NetEase Youdao's self-developed on-device machine learning computing library has been used in smart hardware products such as the NetEase Youdao Dictionary Pen, Super Dictionary, and Translator, bringing the following benefits:

  • End-to-end performance is significantly accelerated by 1.3 to 2.43 times compared to using the Eigen library, significantly reducing latency in the on-device inference engine. In addition to achieving significant performance improvements on Youdao's intelligent hardware, we also conducted performance tests on a Snapdragon 855-powered phone, demonstrating a significant 25%-55% improvement in end-to-end performance compared to Eigen.
  • After adopting EMLL, the end-side inference engine can launch larger AI models, improve quality, and ensure real-time performance. For example, the end-side NMT quality (BLEU) increased by 2 points and the end-side ASR accuracy increased by 4.73%.
  • EMLL can ensure real-time performance on lower-end chips. For example, using the Eigen library on a Cortex-A7 cannot achieve real-time performance. Using EMLL significantly reduces latency while still ensuring real-time performance. EMLL allows smart hardware to have more chip options, thereby reducing costs and improving market competitiveness.

Table 4 Test platform

platformCPU modelMain frequency (GHz)
Youdao Dictionary PenA351.2
Youdao Super DictionaryA531.5
Youdao Translation KingA532.0
A mobile phone (Snapdragon 855)A762.8
RV1126A71.5

Figure 3. End-to-end performance speedup of NMT, ASR, and OCR on different platforms using EMLL and eigen.

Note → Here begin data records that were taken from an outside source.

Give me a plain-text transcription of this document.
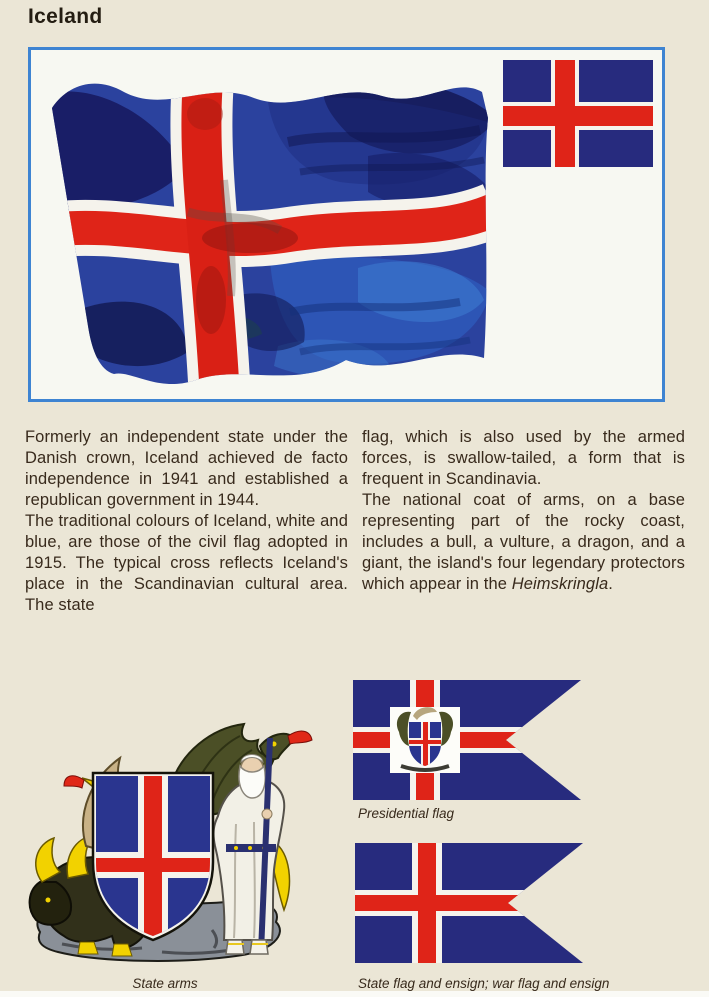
Iceland

Formerly an independent state under the Danish crown, Iceland achieved de facto independence in 1941 and established a republican government in 1944.

The traditional colours of Iceland, white and blue, are those of the civil flag adopted in 1915. The typical cross reflects Iceland's place in the Scandinavian cultural area. The state

flag, which is also used by the armed forces, is swallow-tailed, a form that is frequent in Scandinavia.

The national coat of arms, on a base representing part of the rocky coast, includes a bull, a vulture, a dragon, and a giant, the island's four legendary protectors which appear in the Heimskringla.

State arms
Presidential flag
State flag and ensign; war flag and ensign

The EMLL high-performance edge machine learning computing library has been applied in a number of NetEase Youdao's smart hardware products and achieved remarkable results, significantly improving performance and providing users with a better product experience.

In the future, NetEase Youdao will continue to maintain and optimize EMLL to help more enterprises, research institutions and other partners improve their edge AI computing capabilities.